Ponieważ globalne środowisko biznesowe reaguje na zmiany gospodarcze i polityczne na całym świecie, wiele firm chce albo obniżyć koszty, albo przynajmniej ograniczyć wydatki. Często, usługi wykupione takie jak konsultanci, IT i profesjonalne tłumaczenia, są pierwszymi które idą pod nóż. Jednak prawdziwy koszt rezygnacji z takich usług jest często ukryty.
Jeśli chodzi o tłumaczenie, robienie cięć może oznaczać kilka rzeczy. Niektóre firmy decydują się na tłumaczenie maszynowe zamiast tłumaczenia wykonywanego przez człowieka. Inni wybierają tańsze biura tłumaczeń, które oferują usługi budżetowe ze względu na mniej rygorystyczne procedury kontroli jakości wykonywanej pracy. W przypadku przedsiębiorstwa, o którym mowa, oszczędność jest wyraźnie widoczna w postaci zmniejszenia wydatków. Ale to nie jest pełny obraz…
Badania Komisji Europejskiej dotyczące tłumaczeń i wielojęzyczności mają na celu ilościowe określenie kosztów jakości i kosztów niskiej jakości tłumaczeń. Porównuje użycie tłumaczenia w przypadku operacji wielojęzycznej (w tym przypadku UE) do prowadzenia samochodu. Z pewnością możliwe jest użycie tańszego, gorszej jakości smaru do silnika samochodu, ale samochód nie będzie działał tak dobrze, a długoterminowy koszt może być wyższy niż koszt używania wysokiej jakości smaru od samego początku.

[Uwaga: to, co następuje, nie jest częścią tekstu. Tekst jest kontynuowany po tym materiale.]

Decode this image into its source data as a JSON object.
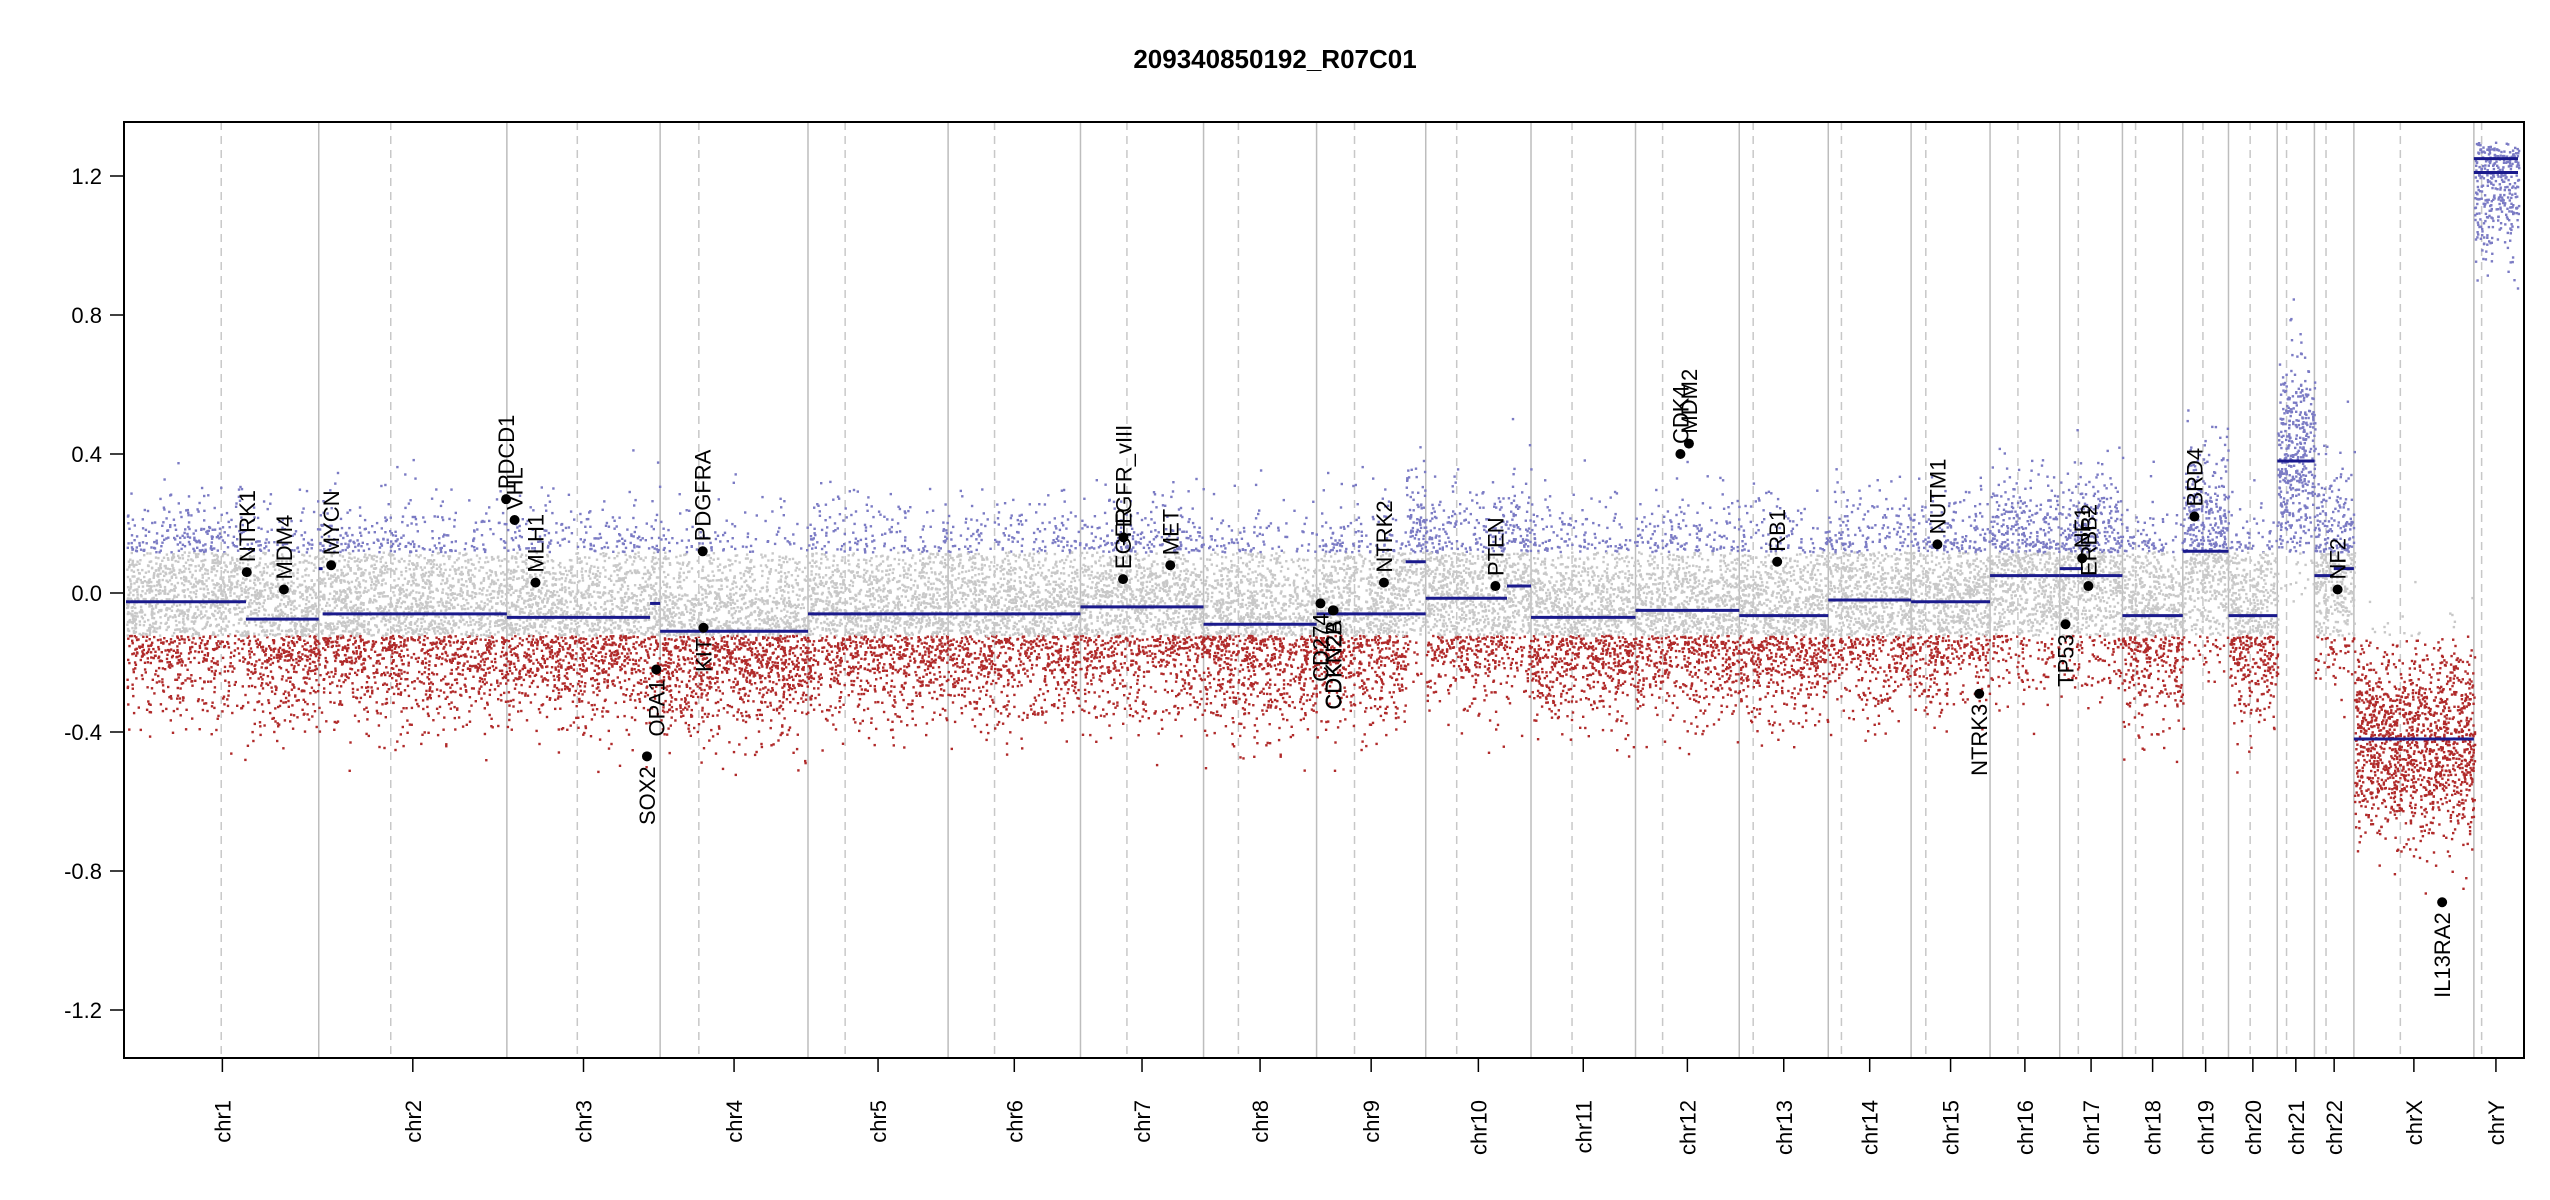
{
  "chart_data": {
    "type": "scatter",
    "title": "209340850192_R07C01",
    "xlabel": "",
    "ylabel": "",
    "ylim": [
      -1.35,
      1.35
    ],
    "yticks": [
      1.2,
      0.8,
      0.4,
      0.0,
      -0.4,
      -0.8,
      -1.2
    ],
    "ytick_labels": [
      "1.2",
      "0.8",
      "0.4",
      "0.0",
      "-0.4",
      "-0.8",
      "-1.2"
    ],
    "grid": false,
    "x_units": "Mb (cumulative genome position)",
    "colors": {
      "gain_points": "#7b7bc4",
      "neutral_points": "#c8c8c8",
      "loss_points": "#b02a2a",
      "segment": "#1a1a8c",
      "gene_marker": "#000000",
      "chrom_border": "#bdbdbd"
    },
    "chromosomes": [
      {
        "name": "chr1",
        "length": 249,
        "centromere": 123
      },
      {
        "name": "chr2",
        "length": 243,
        "centromere": 93
      },
      {
        "name": "chr3",
        "length": 198,
        "centromere": 91
      },
      {
        "name": "chr4",
        "length": 191,
        "centromere": 50
      },
      {
        "name": "chr5",
        "length": 181,
        "centromere": 48
      },
      {
        "name": "chr6",
        "length": 171,
        "centromere": 60
      },
      {
        "name": "chr7",
        "length": 159,
        "centromere": 60
      },
      {
        "name": "chr8",
        "length": 146,
        "centromere": 45
      },
      {
        "name": "chr9",
        "length": 141,
        "centromere": 49
      },
      {
        "name": "chr10",
        "length": 136,
        "centromere": 40
      },
      {
        "name": "chr11",
        "length": 135,
        "centromere": 53
      },
      {
        "name": "chr12",
        "length": 134,
        "centromere": 35
      },
      {
        "name": "chr13",
        "length": 115,
        "centromere": 18
      },
      {
        "name": "chr14",
        "length": 107,
        "centromere": 17
      },
      {
        "name": "chr15",
        "length": 102,
        "centromere": 19
      },
      {
        "name": "chr16",
        "length": 90,
        "centromere": 36
      },
      {
        "name": "chr17",
        "length": 81,
        "centromere": 24
      },
      {
        "name": "chr18",
        "length": 78,
        "centromere": 17
      },
      {
        "name": "chr19",
        "length": 59,
        "centromere": 26
      },
      {
        "name": "chr20",
        "length": 63,
        "centromere": 28
      },
      {
        "name": "chr21",
        "length": 48,
        "centromere": 12
      },
      {
        "name": "chr22",
        "length": 51,
        "centromere": 15
      },
      {
        "name": "chrX",
        "length": 155,
        "centromere": 60
      },
      {
        "name": "chrY",
        "length": 57,
        "centromere": 10
      }
    ],
    "segments": [
      {
        "chrom": "chr1",
        "start": 0,
        "end": 155,
        "value": -0.025
      },
      {
        "chrom": "chr1",
        "start": 155,
        "end": 249,
        "value": -0.075
      },
      {
        "chrom": "chr2",
        "start": 0,
        "end": 5,
        "value": 0.07
      },
      {
        "chrom": "chr2",
        "start": 5,
        "end": 243,
        "value": -0.06
      },
      {
        "chrom": "chr3",
        "start": 0,
        "end": 185,
        "value": -0.07
      },
      {
        "chrom": "chr3",
        "start": 185,
        "end": 198,
        "value": -0.03
      },
      {
        "chrom": "chr4",
        "start": 0,
        "end": 191,
        "value": -0.11
      },
      {
        "chrom": "chr5",
        "start": 0,
        "end": 181,
        "value": -0.06
      },
      {
        "chrom": "chr6",
        "start": 0,
        "end": 171,
        "value": -0.06
      },
      {
        "chrom": "chr7",
        "start": 0,
        "end": 159,
        "value": -0.04
      },
      {
        "chrom": "chr8",
        "start": 0,
        "end": 146,
        "value": -0.09
      },
      {
        "chrom": "chr9",
        "start": 0,
        "end": 141,
        "value": -0.06
      },
      {
        "chrom": "chr9",
        "start": 115,
        "end": 141,
        "value": 0.09
      },
      {
        "chrom": "chr10",
        "start": 0,
        "end": 105,
        "value": -0.015
      },
      {
        "chrom": "chr10",
        "start": 105,
        "end": 136,
        "value": 0.02
      },
      {
        "chrom": "chr11",
        "start": 0,
        "end": 135,
        "value": -0.07
      },
      {
        "chrom": "chr12",
        "start": 0,
        "end": 134,
        "value": -0.05
      },
      {
        "chrom": "chr13",
        "start": 0,
        "end": 115,
        "value": -0.065
      },
      {
        "chrom": "chr14",
        "start": 0,
        "end": 107,
        "value": -0.02
      },
      {
        "chrom": "chr15",
        "start": 0,
        "end": 102,
        "value": -0.025
      },
      {
        "chrom": "chr16",
        "start": 0,
        "end": 90,
        "value": 0.05
      },
      {
        "chrom": "chr17",
        "start": 0,
        "end": 81,
        "value": 0.05
      },
      {
        "chrom": "chr17",
        "start": 0,
        "end": 30,
        "value": 0.07
      },
      {
        "chrom": "chr18",
        "start": 0,
        "end": 78,
        "value": -0.065
      },
      {
        "chrom": "chr19",
        "start": 0,
        "end": 59,
        "value": 0.12
      },
      {
        "chrom": "chr20",
        "start": 0,
        "end": 63,
        "value": -0.065
      },
      {
        "chrom": "chr21",
        "start": 0,
        "end": 48,
        "value": 0.38
      },
      {
        "chrom": "chr22",
        "start": 0,
        "end": 25,
        "value": 0.05
      },
      {
        "chrom": "chr22",
        "start": 25,
        "end": 51,
        "value": 0.07
      },
      {
        "chrom": "chrX",
        "start": 0,
        "end": 155,
        "value": -0.42
      },
      {
        "chrom": "chrY",
        "start": 0,
        "end": 57,
        "value": 1.21
      },
      {
        "chrom": "chrY",
        "start": 0,
        "end": 57,
        "value": 1.25
      }
    ],
    "genes": [
      {
        "name": "NTRK1",
        "chrom": "chr1",
        "pos": 156,
        "value": 0.06
      },
      {
        "name": "MDM4",
        "chrom": "chr1",
        "pos": 204,
        "value": 0.01
      },
      {
        "name": "MYCN",
        "chrom": "chr2",
        "pos": 16,
        "value": 0.08
      },
      {
        "name": "PDCD1",
        "chrom": "chr2",
        "pos": 242,
        "value": 0.27
      },
      {
        "name": "VHL",
        "chrom": "chr3",
        "pos": 10,
        "value": 0.21
      },
      {
        "name": "MLH1",
        "chrom": "chr3",
        "pos": 37,
        "value": 0.03
      },
      {
        "name": "SOX2",
        "chrom": "chr3",
        "pos": 181,
        "value": -0.47
      },
      {
        "name": "OPA1",
        "chrom": "chr3",
        "pos": 193,
        "value": -0.22
      },
      {
        "name": "PDGFRA",
        "chrom": "chr4",
        "pos": 55,
        "value": 0.12
      },
      {
        "name": "KIT",
        "chrom": "chr4",
        "pos": 56,
        "value": -0.1
      },
      {
        "name": "EGFR",
        "chrom": "chr7",
        "pos": 55,
        "value": 0.04
      },
      {
        "name": "EGFR_vIII",
        "chrom": "chr7",
        "pos": 55.5,
        "value": 0.16
      },
      {
        "name": "MET",
        "chrom": "chr7",
        "pos": 116,
        "value": 0.08
      },
      {
        "name": "CD274",
        "chrom": "chr9",
        "pos": 5,
        "value": -0.03
      },
      {
        "name": "CDKN2A",
        "chrom": "chr9",
        "pos": 21,
        "value": -0.05
      },
      {
        "name": "CDKN2B",
        "chrom": "chr9",
        "pos": 22,
        "value": -0.05
      },
      {
        "name": "NTRK2",
        "chrom": "chr9",
        "pos": 87,
        "value": 0.03
      },
      {
        "name": "PTEN",
        "chrom": "chr10",
        "pos": 90,
        "value": 0.02
      },
      {
        "name": "CDK4",
        "chrom": "chr12",
        "pos": 58,
        "value": 0.4
      },
      {
        "name": "MDM2",
        "chrom": "chr12",
        "pos": 69,
        "value": 0.43
      },
      {
        "name": "RB1",
        "chrom": "chr13",
        "pos": 49,
        "value": 0.09
      },
      {
        "name": "NUTM1",
        "chrom": "chr15",
        "pos": 34,
        "value": 0.14
      },
      {
        "name": "NTRK3",
        "chrom": "chr15",
        "pos": 88,
        "value": -0.29
      },
      {
        "name": "TP53",
        "chrom": "chr17",
        "pos": 7.5,
        "value": -0.09
      },
      {
        "name": "NF1",
        "chrom": "chr17",
        "pos": 29,
        "value": 0.1
      },
      {
        "name": "ERBB2",
        "chrom": "chr17",
        "pos": 37,
        "value": 0.02
      },
      {
        "name": "BRD4",
        "chrom": "chr19",
        "pos": 15,
        "value": 0.22
      },
      {
        "name": "NF2",
        "chrom": "chr22",
        "pos": 30,
        "value": 0.01
      },
      {
        "name": "IL13RA2",
        "chrom": "chrX",
        "pos": 114,
        "value": -0.89
      }
    ]
  }
}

Dyrekcja Generalna ds. Tłumaczeń Komisji Europejskiej stwierdziła, że niższa jakość tłumaczeń utorowała drogę do zwiększonej liczby wniosków o sprostowanie (żądania sprostowania), utraty reputacji, a nawet zwiększenia możliwości sporów. Wszystkie te czynniki wiążą się z kosztami. Ostatecznie w raporcie Komisji Europejskiej stwierdzono, że zmniejszenie inwestycji w jakość w celu zaoszczędzenia pieniędzy byłoby operacją ryzykowną.

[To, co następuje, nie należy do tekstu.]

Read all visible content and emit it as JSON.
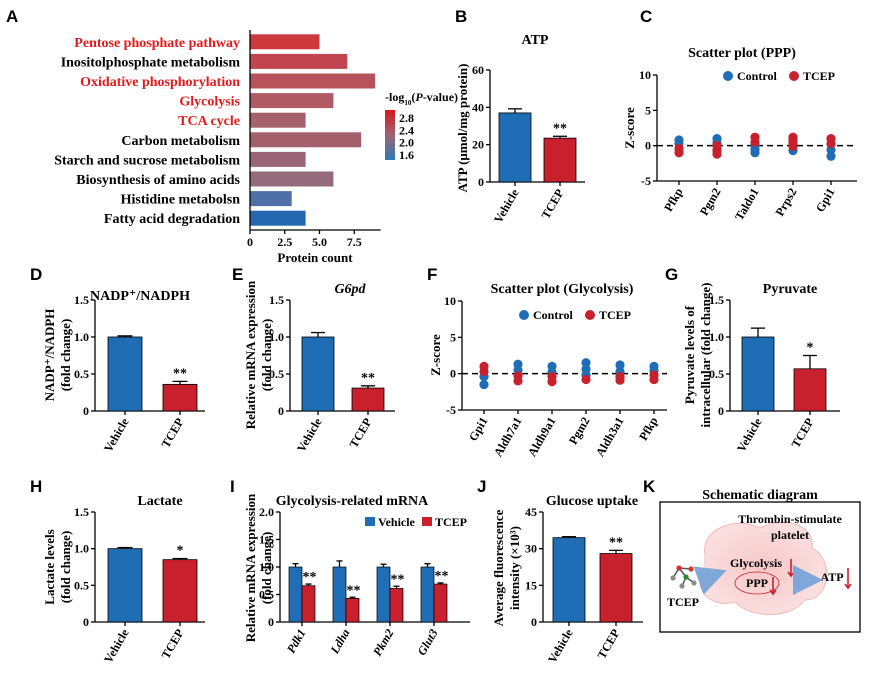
{
  "colors": {
    "blue": "#1F6DB5",
    "red": "#C9202E",
    "highlight": "#E31A1C",
    "axis": "#000000"
  },
  "panels": {
    "A": {
      "label": "A",
      "pathways": [
        {
          "name": "Pentose phosphate pathway",
          "count": 5,
          "highlight": true,
          "color": "#CC3A3E"
        },
        {
          "name": "Inositolphosphate metabolism",
          "count": 7,
          "highlight": false,
          "color": "#C0454E"
        },
        {
          "name": "Oxidative phosphorylation",
          "count": 9,
          "highlight": true,
          "color": "#B8535C"
        },
        {
          "name": "Glycolysis",
          "count": 6,
          "highlight": true,
          "color": "#B05A66"
        },
        {
          "name": "TCA cycle",
          "count": 4,
          "highlight": true,
          "color": "#A5616D"
        },
        {
          "name": "Carbon metabolism",
          "count": 8,
          "highlight": false,
          "color": "#A35F6C"
        },
        {
          "name": "Starch and sucrose metabolism",
          "count": 4,
          "highlight": false,
          "color": "#9A6677"
        },
        {
          "name": "Biosynthesis of amino acids",
          "count": 6,
          "highlight": false,
          "color": "#956A7B"
        },
        {
          "name": "Histidine metabolsn",
          "count": 3,
          "highlight": false,
          "color": "#4E6FA8"
        },
        {
          "name": "Fatty acid degradation",
          "count": 4,
          "highlight": false,
          "color": "#2568B0"
        }
      ],
      "xlabel": "Protein count",
      "xticks": [
        0,
        2.5,
        5,
        7.5
      ],
      "xtick_labels": [
        "0",
        "2.5",
        "5.0",
        "7.5"
      ],
      "xlim": [
        0,
        9.4
      ],
      "legend_title_pre": "-log",
      "legend_title_sub": "10",
      "legend_title_mid": "(",
      "legend_title_it": "P",
      "legend_title_post": "-value)",
      "legend_ticks": [
        "2.8",
        "2.4",
        "2.0",
        "1.6"
      ]
    },
    "B": {
      "label": "B",
      "title": "ATP",
      "ylabel": "ATP (μmol/mg protein)",
      "yticks": [
        "0",
        "20",
        "40",
        "60"
      ],
      "categories": [
        "Vehicle",
        "TCEP"
      ],
      "values": [
        37,
        23.5
      ],
      "errors": [
        2.2,
        1
      ],
      "sig": "**"
    },
    "C": {
      "label": "C",
      "title": "Scatter plot (PPP)",
      "ylabel": "Z-score",
      "yticks": [
        "-5",
        "0",
        "5",
        "10"
      ],
      "genes": [
        "Pfkp",
        "Pgm2",
        "Taldo1",
        "Prps2",
        "Gpi1"
      ],
      "legend": [
        "Control",
        "TCEP"
      ],
      "control": [
        [
          0.8,
          0.3,
          -0.4
        ],
        [
          1.0,
          0.4,
          -0.6
        ],
        [
          0.1,
          -0.5,
          -1.0
        ],
        [
          0.8,
          0.2,
          -0.7
        ],
        [
          0.3,
          -0.6,
          -1.5
        ]
      ],
      "tcep": [
        [
          -0.4,
          -1.0
        ],
        [
          0.0,
          -0.7,
          -1.2
        ],
        [
          1.2,
          0.5
        ],
        [
          1.2,
          0.9,
          0.4,
          -0.1
        ],
        [
          1.0,
          0.3
        ]
      ]
    },
    "D": {
      "label": "D",
      "title": "NADP⁺/NADPH",
      "ylabel1": "NADP⁺/NADPH",
      "ylabel2": "(fold change)",
      "yticks": [
        "0",
        "0.5",
        "1.0",
        "1.5"
      ],
      "categories": [
        "Vehicle",
        "TCEP"
      ],
      "values": [
        1.0,
        0.36
      ],
      "errors": [
        0.015,
        0.04
      ],
      "sig": "**"
    },
    "E": {
      "label": "E",
      "title": "G6pd",
      "ylabel1": "Relative mRNA expression",
      "ylabel2": "(fold change)",
      "yticks": [
        "0",
        "0.5",
        "1.0",
        "1.5"
      ],
      "categories": [
        "Vehicle",
        "TCEP"
      ],
      "values": [
        1.0,
        0.31
      ],
      "errors": [
        0.06,
        0.03
      ],
      "sig": "**"
    },
    "F": {
      "label": "F",
      "title": "Scatter plot (Glycolysis)",
      "ylabel": "Z-score",
      "yticks": [
        "-5",
        "0",
        "5",
        "10"
      ],
      "genes": [
        "Gpi1",
        "Aldh7a1",
        "Aldh9a1",
        "Pgm2",
        "Aldh3a1",
        "Pfkp"
      ],
      "legend": [
        "Control",
        "TCEP"
      ],
      "control": [
        [
          -0.4,
          -1.5
        ],
        [
          1.3,
          0.5
        ],
        [
          1.0,
          0.2
        ],
        [
          1.5,
          0.6,
          -0.2
        ],
        [
          1.2,
          0.3
        ],
        [
          1.0,
          0.4
        ]
      ],
      "tcep": [
        [
          1.0,
          0.3
        ],
        [
          -0.3,
          -1.0
        ],
        [
          -0.4,
          -1.1
        ],
        [
          -0.8
        ],
        [
          -0.4,
          -0.9
        ],
        [
          -0.2,
          -0.8
        ]
      ]
    },
    "G": {
      "label": "G",
      "title": "Pyruvate",
      "ylabel1": "Pyruvate levels of",
      "ylabel2": "intracellular (fold change)",
      "yticks": [
        "0",
        "0.5",
        "1.0",
        "1.5"
      ],
      "categories": [
        "Vehicle",
        "TCEP"
      ],
      "values": [
        1.0,
        0.57
      ],
      "errors": [
        0.12,
        0.18
      ],
      "sig": "*"
    },
    "H": {
      "label": "H",
      "title": "Lactate",
      "ylabel1": "Lactate levels",
      "ylabel2": "(fold change)",
      "yticks": [
        "0",
        "0.5",
        "1.0",
        "1.5"
      ],
      "categories": [
        "Vehicle",
        "TCEP"
      ],
      "values": [
        1.0,
        0.85
      ],
      "errors": [
        0.015,
        0.015
      ],
      "sig": "*"
    },
    "I": {
      "label": "I",
      "title": "Glycolysis-related mRNA",
      "ylabel1": "Relative mRNA expression",
      "ylabel2": "(fold change)",
      "yticks": [
        "0",
        "0.5",
        "1.0",
        "1.5",
        "2.0"
      ],
      "categories": [
        "Pdk1",
        "Ldha",
        "Pkm2",
        "Glut3"
      ],
      "legend": [
        "Vehicle",
        "TCEP"
      ],
      "vehicle": [
        1.0,
        1.0,
        1.0,
        1.0
      ],
      "vehicle_err": [
        0.06,
        0.11,
        0.05,
        0.06
      ],
      "tcep": [
        0.66,
        0.43,
        0.61,
        0.69
      ],
      "tcep_err": [
        0.03,
        0.02,
        0.04,
        0.02
      ],
      "sig": "**"
    },
    "J": {
      "label": "J",
      "title": "Glucose uptake",
      "ylabel1": "Average fluorescence",
      "ylabel2": "intensity (×10³)",
      "yticks": [
        "0",
        "15",
        "30",
        "45"
      ],
      "categories": [
        "Vehicle",
        "TCEP"
      ],
      "values": [
        34.5,
        28
      ],
      "errors": [
        0.4,
        1.3
      ],
      "sig": "**"
    },
    "K": {
      "label": "K",
      "title": "Schematic diagram",
      "cell1": "Thrombin-stimulate",
      "cell2": "platelet",
      "glycolysis": "Glycolysis",
      "ppp": "PPP",
      "atp": "ATP",
      "tcep": "TCEP"
    }
  }
}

Chociaż żadna firma nie stoi w obliczu precyzyjnych, rozległych wyzwań tłumaczeniowych, z którymi boryka się Komisja Europejska, zmniejszone wersje ustaleń raportu z pewnością nadal mają zastosowanie. Słaba jakość tłumaczenia dokumentów, takich jak instrukcje obsługi, może prowadzić do konieczności ponownego wydrukowania poprawionych wersji. Źle przetłumaczone wytyczne i ostrzeżenia dotyczące zdrowia i bezpieczeństwa zwiększają możliwość podjęcia działań prawnych. Oba te czynniki mogą potencjalnie zaszkodzić reputacji danej marki i oba mogą skutkować stratą czasu kluczowego personelu na rozwiązywanie pojawiających się problemów, co kosztuje firmę jeszcze więcej pieniędzy.
Ukryte koszty złej jakości tłumaczeń mogą szybko wzrosnąć. Firmy, które prowadzą działalność za granicą i chcą zaoszczędzić pieniądze, powinny pomyśleć dwukrotnie, zanim dokonają cięcia w usługach tłumaczeniowych!